Weekly Market Update: March 27, 2023
Inflationary pressures seem to be gradually waning. The Consumer Price Index (CPI) showed prices rose 6.0% during the month of February, year over year, which was an improvement from the January figure. In addition, the monthly Producer Price Index (PPI) provided a favorable reading. In general, disinflation can be seen in several areas, including the critical energy category. Specifically, the price of crude oil has fallen under the $70-a-barrel mark. Energy is heavily utilized by consumers and businesses, so the decline here should be significant for prices overall. In addition, the February employment report showed upward pressure on wages may be easing.
The Federal Reserve is in a difficult position. Despite some progress, inflation remains above the central bank’s 2% target rate, and it is unclear if that goal can be reached without risking a recession or systemic disruptions. For instance, some regional banks have been buckling, as rising interest rates have depressed balance sheets and led to liquidity shortfalls. These developments may influence the Fed, which not too long ago struck a more hawkish tone. While we write this report, the Federal Open Market Committee (FOMC) was set to make an interest-rate decision.
The corporate outlook remains uninspiring. Many companies delivered a weak finish to 2022. Lately, reducing staff and defending margins seems to be more important than business expansion. At present, most analysts are looking for earnings to decline modestly in the first quarter, with a possible rebound later in the year. In this context, the equity market, which currently trades at a price-to-earnings multiple of 17, may look expensive if profits deteriorate.
The stock market remains choppy.
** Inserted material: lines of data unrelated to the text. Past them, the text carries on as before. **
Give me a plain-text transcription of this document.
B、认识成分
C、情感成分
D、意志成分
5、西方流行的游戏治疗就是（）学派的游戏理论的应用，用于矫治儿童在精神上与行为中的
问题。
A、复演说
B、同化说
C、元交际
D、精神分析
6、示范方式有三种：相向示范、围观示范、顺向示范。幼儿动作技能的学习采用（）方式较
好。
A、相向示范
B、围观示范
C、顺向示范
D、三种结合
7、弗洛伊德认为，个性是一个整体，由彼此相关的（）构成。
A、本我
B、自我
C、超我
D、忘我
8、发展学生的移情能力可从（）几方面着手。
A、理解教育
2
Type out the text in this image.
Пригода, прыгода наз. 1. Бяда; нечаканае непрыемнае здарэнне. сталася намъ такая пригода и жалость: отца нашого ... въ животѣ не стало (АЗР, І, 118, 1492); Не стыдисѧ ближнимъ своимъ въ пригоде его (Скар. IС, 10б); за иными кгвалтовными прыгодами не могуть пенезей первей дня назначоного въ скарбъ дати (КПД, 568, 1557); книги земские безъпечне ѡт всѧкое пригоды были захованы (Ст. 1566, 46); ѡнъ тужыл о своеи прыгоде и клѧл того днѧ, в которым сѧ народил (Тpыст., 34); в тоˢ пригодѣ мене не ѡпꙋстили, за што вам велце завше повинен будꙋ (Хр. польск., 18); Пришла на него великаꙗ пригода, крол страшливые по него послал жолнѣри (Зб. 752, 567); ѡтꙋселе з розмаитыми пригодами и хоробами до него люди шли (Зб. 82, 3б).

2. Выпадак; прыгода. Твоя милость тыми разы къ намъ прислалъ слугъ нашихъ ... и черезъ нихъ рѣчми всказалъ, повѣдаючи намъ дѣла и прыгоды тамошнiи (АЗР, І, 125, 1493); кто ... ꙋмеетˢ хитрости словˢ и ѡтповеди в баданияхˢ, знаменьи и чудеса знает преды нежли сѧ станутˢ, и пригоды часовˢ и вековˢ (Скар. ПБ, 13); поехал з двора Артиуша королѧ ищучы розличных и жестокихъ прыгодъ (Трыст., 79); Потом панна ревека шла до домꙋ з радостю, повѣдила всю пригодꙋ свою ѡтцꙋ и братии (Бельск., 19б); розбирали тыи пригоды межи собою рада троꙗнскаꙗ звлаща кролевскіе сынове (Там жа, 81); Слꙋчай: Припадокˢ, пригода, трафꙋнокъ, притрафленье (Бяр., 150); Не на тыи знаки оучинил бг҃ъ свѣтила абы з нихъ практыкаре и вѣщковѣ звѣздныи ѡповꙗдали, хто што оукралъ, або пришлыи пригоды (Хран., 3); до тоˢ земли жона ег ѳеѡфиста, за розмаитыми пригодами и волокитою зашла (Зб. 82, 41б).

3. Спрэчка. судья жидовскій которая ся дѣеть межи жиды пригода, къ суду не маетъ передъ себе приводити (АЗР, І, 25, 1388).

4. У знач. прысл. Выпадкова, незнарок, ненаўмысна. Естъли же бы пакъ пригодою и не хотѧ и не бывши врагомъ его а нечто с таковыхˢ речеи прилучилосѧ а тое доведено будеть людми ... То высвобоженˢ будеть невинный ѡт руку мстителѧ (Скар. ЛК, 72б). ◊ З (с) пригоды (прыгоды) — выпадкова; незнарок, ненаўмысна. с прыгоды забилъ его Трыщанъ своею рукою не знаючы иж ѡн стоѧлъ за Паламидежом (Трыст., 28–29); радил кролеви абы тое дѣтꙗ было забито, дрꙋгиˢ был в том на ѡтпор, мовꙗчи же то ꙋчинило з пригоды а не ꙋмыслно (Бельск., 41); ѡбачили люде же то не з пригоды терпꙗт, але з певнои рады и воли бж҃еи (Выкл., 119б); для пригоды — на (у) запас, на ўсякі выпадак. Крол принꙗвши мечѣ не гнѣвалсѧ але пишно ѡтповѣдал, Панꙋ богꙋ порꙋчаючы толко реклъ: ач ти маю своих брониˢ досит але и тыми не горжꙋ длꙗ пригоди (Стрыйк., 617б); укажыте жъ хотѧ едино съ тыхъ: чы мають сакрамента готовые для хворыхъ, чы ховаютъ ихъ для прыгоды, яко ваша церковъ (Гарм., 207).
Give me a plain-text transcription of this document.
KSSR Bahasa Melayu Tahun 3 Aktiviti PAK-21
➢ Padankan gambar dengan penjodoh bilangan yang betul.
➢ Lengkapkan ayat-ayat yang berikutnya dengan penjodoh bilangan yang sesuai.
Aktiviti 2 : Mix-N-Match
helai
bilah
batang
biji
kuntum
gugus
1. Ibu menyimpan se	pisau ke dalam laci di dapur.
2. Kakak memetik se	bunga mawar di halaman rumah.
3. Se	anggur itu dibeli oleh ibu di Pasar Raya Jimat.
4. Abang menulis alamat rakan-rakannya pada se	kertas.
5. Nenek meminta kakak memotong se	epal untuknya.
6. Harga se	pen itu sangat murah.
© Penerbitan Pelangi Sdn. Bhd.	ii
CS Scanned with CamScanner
The S&P 500 Index advanced in January, but has since surrendered its gains. Currently, the major equity sectors show a bifurcated market. The technology stocks, often viewed as risky, have been leading. In contrast, the financials, traditionally seen as conservative, have fallen out of favor. Moreover, investors have been buying gold (a flight-to-safety move). This disconnect may make for uneven conditions until sentiment improves and participation broadens.
Conclusion: Investors should hold shares of quality businesses that have strong operations and solid financials.